Describing his relationship with Alone in the Dark, the Stranger Things star gushed: “I knew of past iterations of the game. I mean the video game world is something that I’m very interested in in general. The horror genre specifically.
“[This new version] maintained some of that weirdness of the old games, but it had an updated slickness to it that I liked as well. [Carnby] is kind of a gruff detective and [he’s] hardboiled but he’s got some humour to him and stuff like that. He’s a bit of a trope. And I liked that. And I like the world and how he’s exploring this insanity, amidst all of this horror.”
Echoing these sentiments, Jodie Comer (who is less au fait with the gaming world) enthused: “I love the mystery […] There was so much about it that I was curious of.”

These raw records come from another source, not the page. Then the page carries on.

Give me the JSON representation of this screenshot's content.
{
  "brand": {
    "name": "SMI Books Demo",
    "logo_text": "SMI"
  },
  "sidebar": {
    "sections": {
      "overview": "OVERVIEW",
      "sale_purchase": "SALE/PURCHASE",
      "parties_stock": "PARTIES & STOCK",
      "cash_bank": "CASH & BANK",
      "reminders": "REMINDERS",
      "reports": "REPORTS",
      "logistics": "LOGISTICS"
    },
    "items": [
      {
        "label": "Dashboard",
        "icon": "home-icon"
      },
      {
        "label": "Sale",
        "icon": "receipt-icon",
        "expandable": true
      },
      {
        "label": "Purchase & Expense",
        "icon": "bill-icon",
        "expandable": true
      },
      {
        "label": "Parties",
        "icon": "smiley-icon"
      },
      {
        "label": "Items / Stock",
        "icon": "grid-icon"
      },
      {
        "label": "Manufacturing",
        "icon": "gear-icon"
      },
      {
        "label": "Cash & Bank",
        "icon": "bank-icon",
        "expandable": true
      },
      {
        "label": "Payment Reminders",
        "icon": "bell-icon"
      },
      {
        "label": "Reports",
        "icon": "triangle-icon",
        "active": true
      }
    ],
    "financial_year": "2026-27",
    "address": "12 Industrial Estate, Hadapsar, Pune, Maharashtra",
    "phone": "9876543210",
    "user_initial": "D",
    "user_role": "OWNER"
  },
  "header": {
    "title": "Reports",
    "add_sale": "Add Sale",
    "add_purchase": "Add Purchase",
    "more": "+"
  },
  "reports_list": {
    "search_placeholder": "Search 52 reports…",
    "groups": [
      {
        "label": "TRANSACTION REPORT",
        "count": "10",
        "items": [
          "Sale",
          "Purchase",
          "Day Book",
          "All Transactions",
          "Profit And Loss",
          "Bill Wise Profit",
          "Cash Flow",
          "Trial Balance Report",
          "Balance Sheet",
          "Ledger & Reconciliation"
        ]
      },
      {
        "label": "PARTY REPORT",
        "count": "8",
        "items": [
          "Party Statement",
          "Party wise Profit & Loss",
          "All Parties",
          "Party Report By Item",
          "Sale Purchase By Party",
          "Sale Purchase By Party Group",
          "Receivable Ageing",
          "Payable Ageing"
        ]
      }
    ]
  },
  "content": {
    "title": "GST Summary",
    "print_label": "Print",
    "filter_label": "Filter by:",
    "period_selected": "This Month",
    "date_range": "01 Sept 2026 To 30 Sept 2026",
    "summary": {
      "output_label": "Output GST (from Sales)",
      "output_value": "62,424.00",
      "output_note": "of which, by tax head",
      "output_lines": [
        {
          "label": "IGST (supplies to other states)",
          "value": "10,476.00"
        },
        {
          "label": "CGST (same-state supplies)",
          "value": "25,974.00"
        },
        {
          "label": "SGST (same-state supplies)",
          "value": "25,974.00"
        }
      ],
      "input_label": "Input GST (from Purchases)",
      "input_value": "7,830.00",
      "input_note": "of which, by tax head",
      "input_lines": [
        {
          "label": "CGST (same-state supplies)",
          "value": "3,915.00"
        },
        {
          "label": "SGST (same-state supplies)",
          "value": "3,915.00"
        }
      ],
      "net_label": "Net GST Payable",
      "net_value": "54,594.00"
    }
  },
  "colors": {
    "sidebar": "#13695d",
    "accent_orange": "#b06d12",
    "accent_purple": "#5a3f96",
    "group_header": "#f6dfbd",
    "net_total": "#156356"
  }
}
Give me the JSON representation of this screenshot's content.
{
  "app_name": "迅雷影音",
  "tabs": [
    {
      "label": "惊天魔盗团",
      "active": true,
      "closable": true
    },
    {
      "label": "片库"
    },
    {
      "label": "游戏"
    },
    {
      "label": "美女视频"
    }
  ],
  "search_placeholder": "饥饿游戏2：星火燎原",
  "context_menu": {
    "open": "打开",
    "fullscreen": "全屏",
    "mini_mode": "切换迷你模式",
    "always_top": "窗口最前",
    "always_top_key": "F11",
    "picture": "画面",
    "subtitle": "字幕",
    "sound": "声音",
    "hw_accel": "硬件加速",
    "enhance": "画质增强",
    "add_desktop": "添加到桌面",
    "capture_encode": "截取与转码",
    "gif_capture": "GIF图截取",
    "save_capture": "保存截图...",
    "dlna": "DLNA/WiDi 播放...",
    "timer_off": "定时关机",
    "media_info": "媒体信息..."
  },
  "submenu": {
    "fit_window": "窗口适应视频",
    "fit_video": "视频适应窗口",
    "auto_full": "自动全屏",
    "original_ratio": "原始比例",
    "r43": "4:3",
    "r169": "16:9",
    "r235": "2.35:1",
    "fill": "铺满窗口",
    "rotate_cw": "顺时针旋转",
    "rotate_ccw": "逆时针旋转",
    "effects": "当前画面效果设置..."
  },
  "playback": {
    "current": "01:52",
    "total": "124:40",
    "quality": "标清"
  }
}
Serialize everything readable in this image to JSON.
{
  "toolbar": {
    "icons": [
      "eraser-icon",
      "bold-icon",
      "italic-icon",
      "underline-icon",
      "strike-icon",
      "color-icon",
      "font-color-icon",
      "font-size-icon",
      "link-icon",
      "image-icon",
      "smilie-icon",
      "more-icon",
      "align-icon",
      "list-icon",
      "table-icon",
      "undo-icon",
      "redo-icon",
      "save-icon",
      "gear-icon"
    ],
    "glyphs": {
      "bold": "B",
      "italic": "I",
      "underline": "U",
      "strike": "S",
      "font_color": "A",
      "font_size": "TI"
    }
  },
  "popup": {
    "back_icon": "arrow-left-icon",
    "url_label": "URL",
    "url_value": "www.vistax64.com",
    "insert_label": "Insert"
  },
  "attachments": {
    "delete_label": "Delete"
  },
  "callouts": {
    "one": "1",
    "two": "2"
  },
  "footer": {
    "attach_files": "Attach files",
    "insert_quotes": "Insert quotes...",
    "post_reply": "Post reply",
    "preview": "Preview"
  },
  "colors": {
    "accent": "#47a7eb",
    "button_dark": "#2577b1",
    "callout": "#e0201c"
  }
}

Once again disguising her Liverpudlian dialect — as she did in Free Guy and The Last Duel — the Killing Eve actor seamlessly disappeared into the role of Emily in the footage that we were shown, sporting a very convincing American accent.
About her character, said added: “There’s a lot of fear within her and a lot of speculation, curiosity, dread and intrigue. There’s a lot about her that’s on edge. Yet there’s still […] time to breathe and have a funny moment or a sarcastic moment.”
In the opinion of Hedberg, Comer’s “earnestness” perfectly offsets Harbour’s more jagged edges. It’s like they’re ideal foils for one another.
He hopes that this chalk-and-cheese dynamic will compel you to replay the story at least a couple of times, so that you can see it from both perspectives. About this he said: “It makes the two campaigns that we have more interesting. Depending on who you play, you will get a different take on the same narrative. The people at Derceto will react differently to you […] even the story will be slightly different, so you should definitely make sure to play the game twice.”
If what we saw here is anything to go by, however, then you won’t need that extra incentive to dive back into the world of Alone in the Dark. Indeed, this is shaping up a damn fine horror title and a textbook example of how you go about remaking an older property, with a healthy reverence for what came before and an equal willingness to shake things up.
To paraphrase the franchise’s original creator, it looks like we’re in very safe hands.
Alone in the Dark (2023) will be released on the 25th of October for Xbox Series X/S, PS5 and PC. The game will be priced at $59.99.